Goed anderhalf jaar terug woonde ik in de Italiaanse hoofdstad een workshop bij over mijn vakidiotengebied, de filosofie van de wiskunde. Uiteraard kon de kunstminnaar in mij deze unieke gelegenheid om enige sightseeing te plegen niet zomaar aan zich laten voorbijgaan. De Sixtijnse kapel, de koepel van Sint-Pieters, de gehoornde Mozes en de Piëta (alle geconcipieerd door Michelangelo Buonarroti), het Forum Romanum, de Trevi-fontein by night, het Collosseum, het I.M. voor Giordano Bruno op de Campo dei Fiore, de Caracalla badhuizen, het Pantheon, de Via Appia, alle werden zij vlijtig afgeturfd.

De opvallendste conclusie bij mijn (grotendeels letterlijke) rondgang was evenwel vrij droevig: hoewel niet kan worden geredetwist over de superieure kwaliteit van het lokale roomijs, blinken de Romeinen helaas niet echt uit in het respect voor hun nochtans indrukwekkende culturele erfgoed, net zomin eigenlijk als het heren in het verkeer zijn. Enkel het laatste is algemeen geweten, voor zover ik kan inschatten, maar ze hebben dus wel degelijk op beide terreinen nog een flinke weg te gaan.
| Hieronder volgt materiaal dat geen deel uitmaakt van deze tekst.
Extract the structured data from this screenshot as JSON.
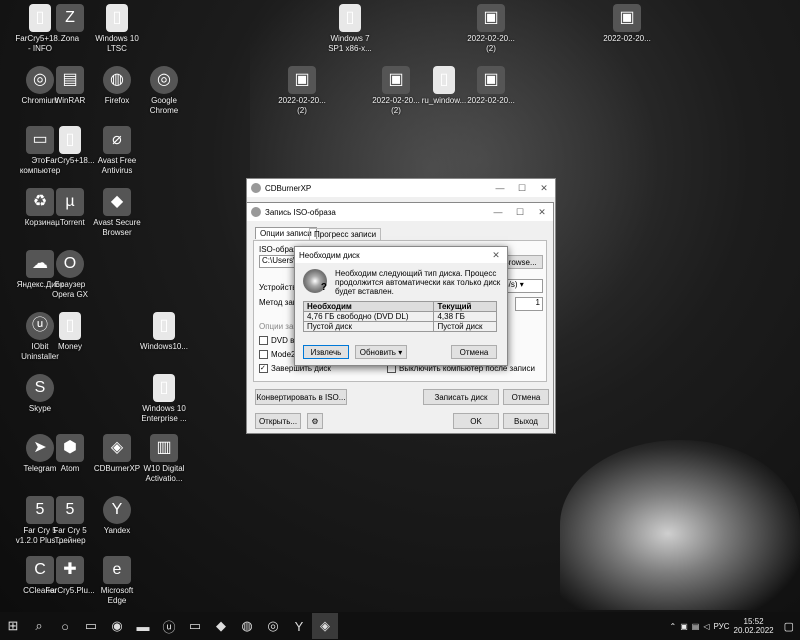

De eeuwige stad? Wrange grap, hoor. Dit inzicht speelde het meeste intens op, sloeg me zelfs compleet lam, bij een monument waarvan ik had verwacht dat het plots in al zijn glorie voor me zou opdoemen, terwijl het nog nauwelijks meer betreft dan een hoop met volwassen groen begroeide stenen geprangd tussen onverschillige flatgebouwen: het mausoleum van Augustus, almachtig keizer bij het begin van onze jaartelling. Kijk, hier ligt ook nog iets, dacht ik onderweg ernaartoe, tot ik me realiseerde dat dit het dus was. Ontoegankelijk wegens bouwval.

Ik moet zo’n drie kwartier ontredderd op een bankje aan de “hoofdingang” van dit memoriaal hebben gelegen, richtingloos mijmerend over onze vergankelijkheid. Uiteraard is er een plausibele verklaring. Eens een trotse grafheuvel, raakte het gebouw in het begin van de Middeleeuwen in verval. In die periode vielen ook andere Collossea, rijk aan bouwmaterialen als ze waren, ten prooi aan plunderingen. Er zijn nu eenmaal tijden waarin monumentenzorg niet echt de eerste prioriteit is, kan zijn. De plek deed afwisselend dienst als burcht, tuin, wijnberg, stierenring (!), uiteindelijk als theater (in 1930 door Haile Mussolini afgebroken).

Ach, het gaat me ook niet zozeer om dit gegeven op zich, alles en iedereen moet er immers vroeg of laat aan geloven, dan wel wat het met me deed (en doet). Iemand vertrouwde mij ooit toe dat de tijd (niet ik) zijn beste vriend was. Hoe kan zulks nu? Nog onafgezien van het feit dat vriendschap iets tussenmenselijks is, moet het toch zonneklaar zijn dat de tijd en niets of niemand anders ons (weze het in sommige gevallen op een zachte maar daarom des te sadistischer manier) onherroepelijk kapot maakt. Dat beseffen en het aanvaarden is één, maar of het daarom ook reden tot gezellig feesten is?

Gelieve dit geëmmer te kaderen in mijn hang naar pathetische melancholie (zie het credo van dit weblog) en mijn passioneel onvermogen tot traagheid, iets waarin, om de cirkel te ronden, Mediterrane volkeren overigens bij uitstek uitblinken. Mausoleo di Augusto. Telkens als ik in Rome terugkeer, zal ik het opnieuw bezoeken, om met cumulatieve heimwee naar de vorige keren weer een heerlijk potje pointless te jammeren. Augustus kan op me rekenen. Tegen de tijd.